Mannheim. Mara ist 17 Jahre alt und ziemlich gefrustet. Ihr Freund hat sie gerade verlassen, und nun sitzt sie alleine zuhause. Ihre Familie ist in Urlaub, es ist Sommer - für ein junges Mädchen kann es kaum schlechter laufen. Ihre Gedanken spinnen sich Stück für Stück fort, enden aber doch immer wieder bei der Sehnsucht nach ihrer großen Liebe.
Konzentrierte Arbeit
Henner Kallmeyer stellt bei seiner Antrittslesung als neuer Feuergriffel im Campuspavillon auf dem Spinelli-Gelände der Bundesgartenschau (Buga) die ersten Seiten aus seinem Mannheim-Buch vor. Als Stadtschreiber für Kinder- und Jugendliteratur ist er vor wenigen Tagen in den Turm der Alten Feuerwache gezogen, um drei Monate konzentriert an seiner Roman-Idee „Mein Sommer am Volksempfänger“ zu arbeiten. Darin dreht sich alles um die 17-jährige Mara, die durch einen Riss in der Zeit plötzlich im Jahr 1938 landet.
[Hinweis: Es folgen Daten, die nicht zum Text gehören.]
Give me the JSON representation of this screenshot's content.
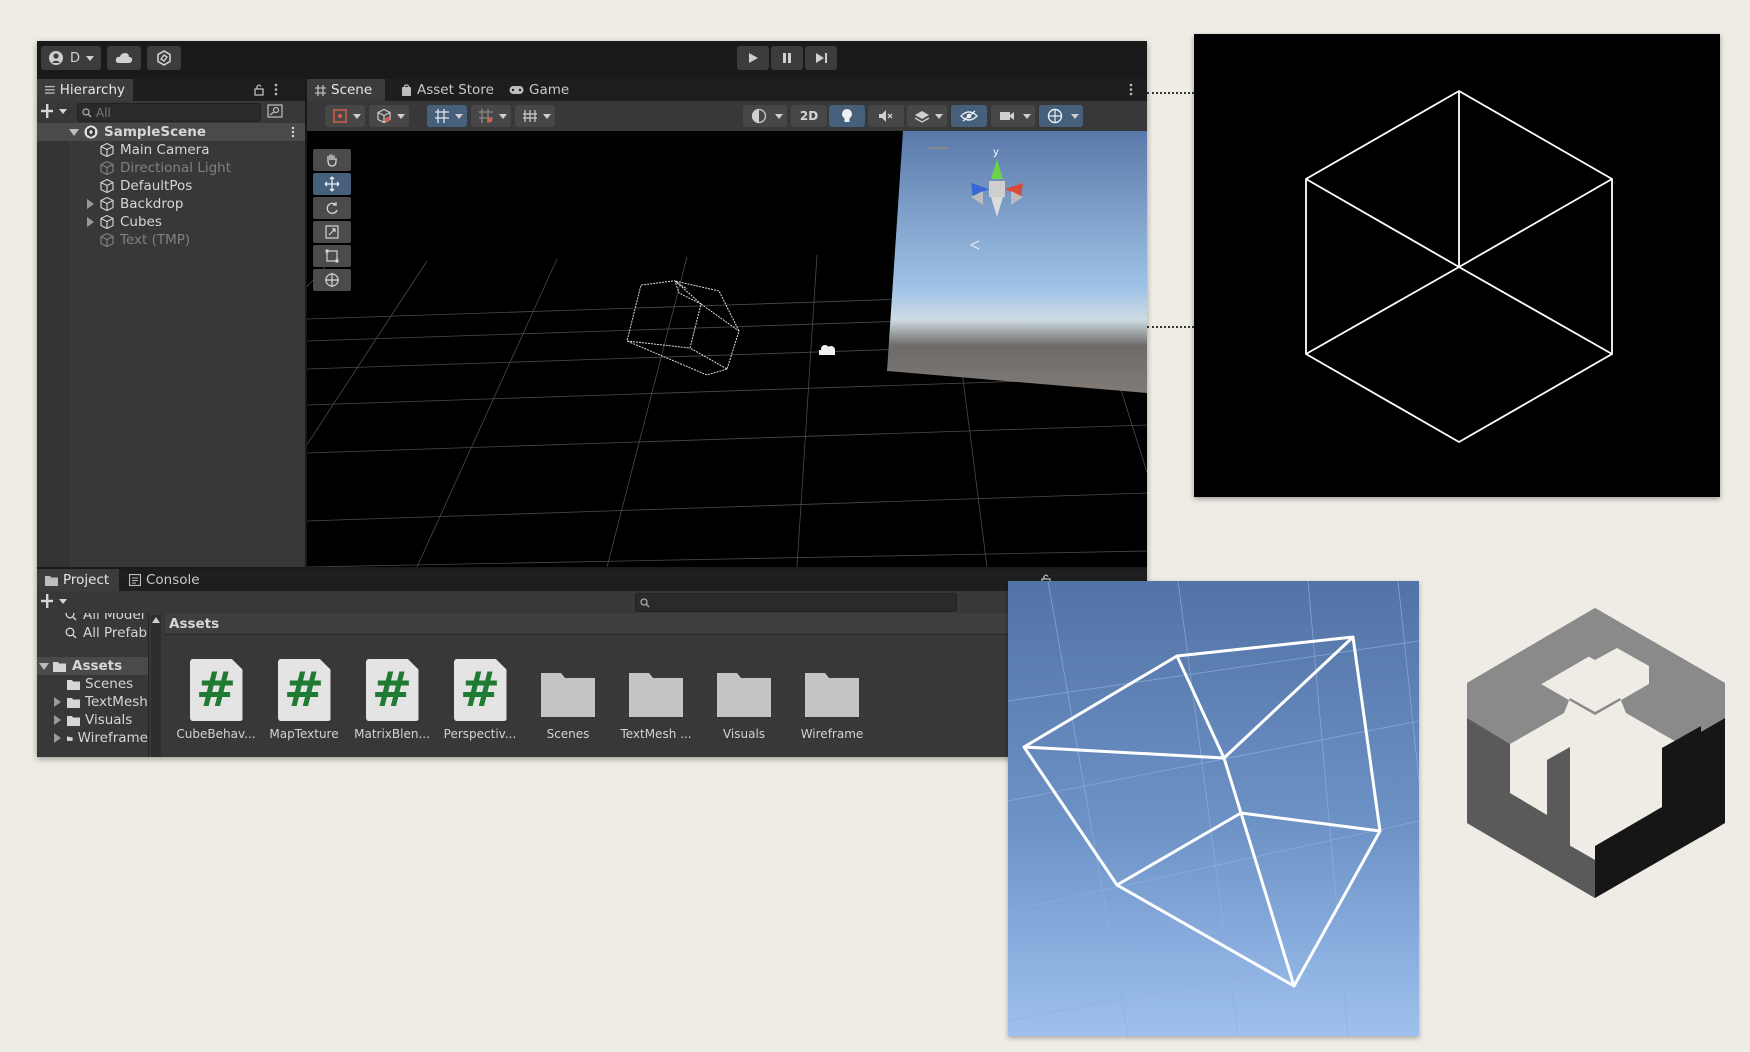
{
  "toolbar": {
    "account_label": "D",
    "play_icon": "play-icon",
    "pause_icon": "pause-icon",
    "step_icon": "step-icon"
  },
  "hierarchy": {
    "tab_label": "Hierarchy",
    "search_placeholder": "All",
    "scene_name": "SampleScene",
    "items": [
      {
        "label": "Main Camera",
        "dim": false
      },
      {
        "label": "Directional Light",
        "dim": true
      },
      {
        "label": "DefaultPos",
        "dim": false
      },
      {
        "label": "Backdrop",
        "dim": false
      },
      {
        "label": "Cubes",
        "dim": false
      },
      {
        "label": "Text (TMP)",
        "dim": true
      }
    ]
  },
  "scene": {
    "tabs": [
      "Scene",
      "Asset Store",
      "Game"
    ],
    "toggle_2d": "2D",
    "gizmo_axis_y": "y"
  },
  "project": {
    "tabs": [
      "Project",
      "Console"
    ],
    "breadcrumb": "Assets",
    "tree": [
      {
        "label": "All Model",
        "kind": "search"
      },
      {
        "label": "All Prefab",
        "kind": "search"
      },
      {
        "label": "Assets",
        "kind": "root"
      },
      {
        "label": "Scenes",
        "kind": "folder"
      },
      {
        "label": "TextMesh",
        "kind": "folder"
      },
      {
        "label": "Visuals",
        "kind": "folder"
      },
      {
        "label": "Wireframe",
        "kind": "folder"
      }
    ],
    "assets": [
      {
        "label": "CubeBehav...",
        "type": "script"
      },
      {
        "label": "MapTexture",
        "type": "script"
      },
      {
        "label": "MatrixBlen...",
        "type": "script"
      },
      {
        "label": "Perspectiv...",
        "type": "script"
      },
      {
        "label": "Scenes",
        "type": "folder"
      },
      {
        "label": "TextMesh ...",
        "type": "folder"
      },
      {
        "label": "Visuals",
        "type": "folder"
      },
      {
        "label": "Wireframe",
        "type": "folder"
      }
    ]
  },
  "colors": {
    "background": "#efece5",
    "editor_dark": "#191919",
    "panel": "#383838",
    "selection_blue": "#46607c",
    "csharp_green": "#1f7a34"
  }
}
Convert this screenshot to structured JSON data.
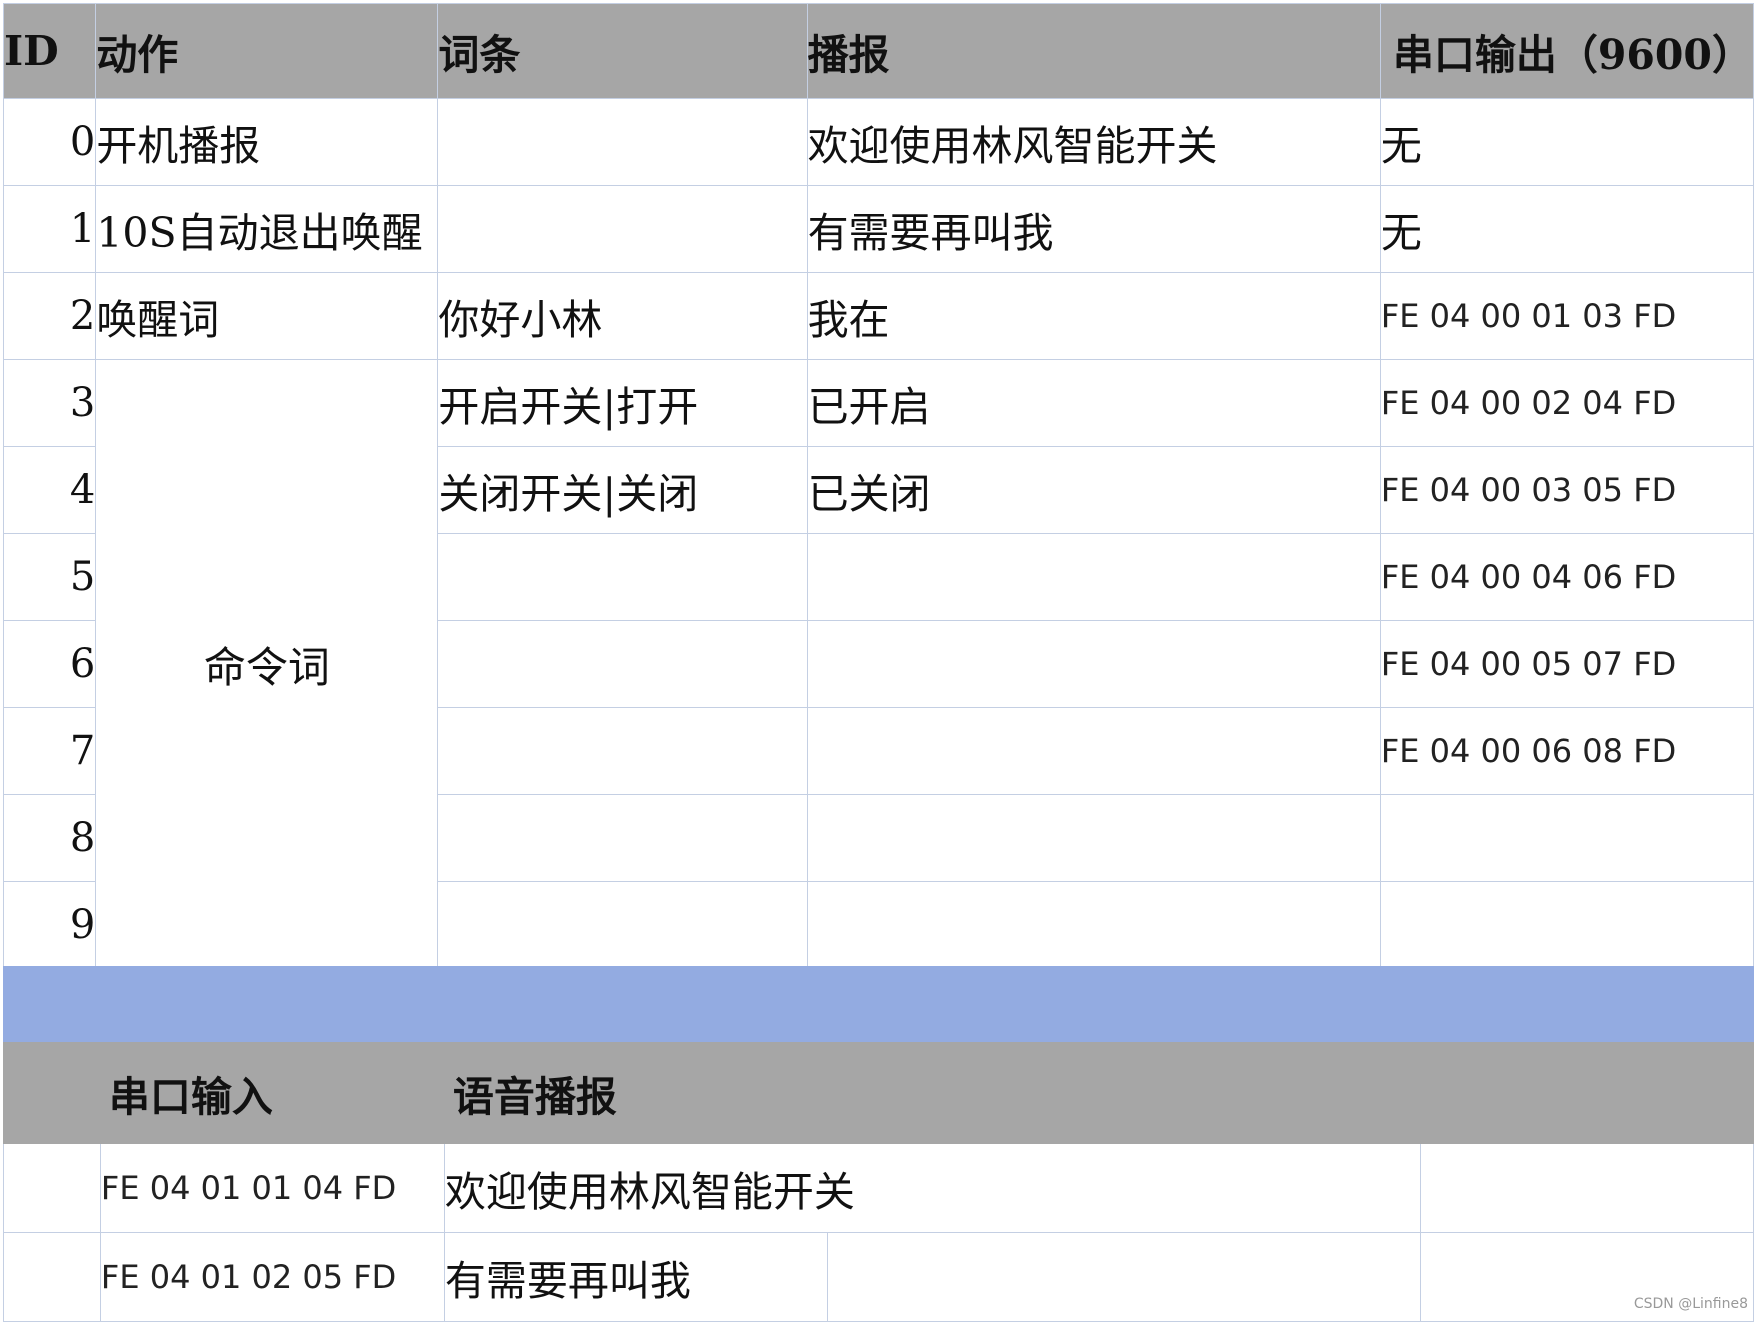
{
  "main_table": {
    "headers": [
      "ID",
      "动作",
      "词条",
      "播报",
      "串口输出（9600）"
    ],
    "rows": [
      {
        "id": "0",
        "action": "开机播报",
        "entry": "",
        "broadcast": "欢迎使用林风智能开关",
        "serial": "无"
      },
      {
        "id": "1",
        "action": "10S自动退出唤醒",
        "entry": "",
        "broadcast": "有需要再叫我",
        "serial": "无"
      },
      {
        "id": "2",
        "action": "唤醒词",
        "entry": "你好小林",
        "broadcast": "我在",
        "serial": "FE 04 00 01 03 FD"
      },
      {
        "id": "3",
        "action": "命令词",
        "entry": "开启开关|打开",
        "broadcast": "已开启",
        "serial": "FE 04 00 02 04 FD"
      },
      {
        "id": "4",
        "action": "",
        "entry": "关闭开关|关闭",
        "broadcast": "已关闭",
        "serial": "FE 04 00 03 05 FD"
      },
      {
        "id": "5",
        "action": "",
        "entry": "",
        "broadcast": "",
        "serial": "FE 04 00 04 06 FD"
      },
      {
        "id": "6",
        "action": "",
        "entry": "",
        "broadcast": "",
        "serial": "FE 04 00 05 07 FD"
      },
      {
        "id": "7",
        "action": "",
        "entry": "",
        "broadcast": "",
        "serial": "FE 04 00 06 08 FD"
      },
      {
        "id": "8",
        "action": "",
        "entry": "",
        "broadcast": "",
        "serial": ""
      },
      {
        "id": "9",
        "action": "",
        "entry": "",
        "broadcast": "",
        "serial": ""
      }
    ]
  },
  "serial_table": {
    "headers": [
      "串口输入",
      "语音播报"
    ],
    "rows": [
      {
        "input": "FE 04 01 01 04 FD",
        "voice": "欢迎使用林风智能开关"
      },
      {
        "input": "FE 04 01 02 05 FD",
        "voice": "有需要再叫我"
      }
    ]
  },
  "watermark": "CSDN @Linfine8",
  "colors": {
    "header_bg": "#a6a6a6",
    "band": "#93abe1",
    "grid_line": "#c4cfe3"
  }
}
Die 19-jährige Ceyda Özcelik vom Jungen Nationaltheater Mannheim ist im Holz-Pavillon auf der Buga die perfekte Wahl, um die Rolle der jungen und gewitzten Mara zu übernehmen. Wenn sie über ihren Verflossenen schimpft, dann wieder ins Schwärmen gerät, wenn sie an seine braunen Augen denkt, sprudeln die Worte nur so aus ihr heraus. „Augen wie glatt geschälte Kastanien, wenn man sie aus der Schale pellt“ - Henner Kallmeyer, der bei der Lesung den Part des guten Kumpels der plappernden Mara übernimmt, kann angesichts der geballt-romantischen Wort-Lawine hier nur mit stakkato-artigen Einwürfen reagieren. Bis es zu einem Stromausfall kommt und Mara einen großen Riss in der Wand findet.
Feuergriffel Henner Kallmeyer
- Der Feuergriffel ist das Mannheimer Stadtschreiber-Stipendium für Kinder- und Jugendliteratur und wird alle zwei Jahre von der Stadtbibliothek ausgeschrieben.
- Das Förderprogramm war lange Zeit einmalig in Deutschland. Es wird durch die GBG, die Karin und Carl-Heinrich Esser Stiftung, das Kulturzentrum Alte Feuerwache und den Förderkreis der Stadtbibliothek gefördert. Der Preis beinhaltet einen dreimonatigen Aufenthalt im Turm der Alten Feuerwache, eine Pauschale für Anreise und Lebenshaltungskosten in Höhe von 3000 Euro, 3000 Euro Preisgeld sowie 3000 Euro bei Veröffentlichung des Buches.
- Bisherige Feuergriffel-Preisträger waren Tamara Bach (2007), Antje Wagner (2009), Rike Reiniger (2011), Sasa Stanisic (2013), Tobias Steinfeld (2015), Florian Wacker (2017), Tania Witte (2019) und Julia Willmann (2021).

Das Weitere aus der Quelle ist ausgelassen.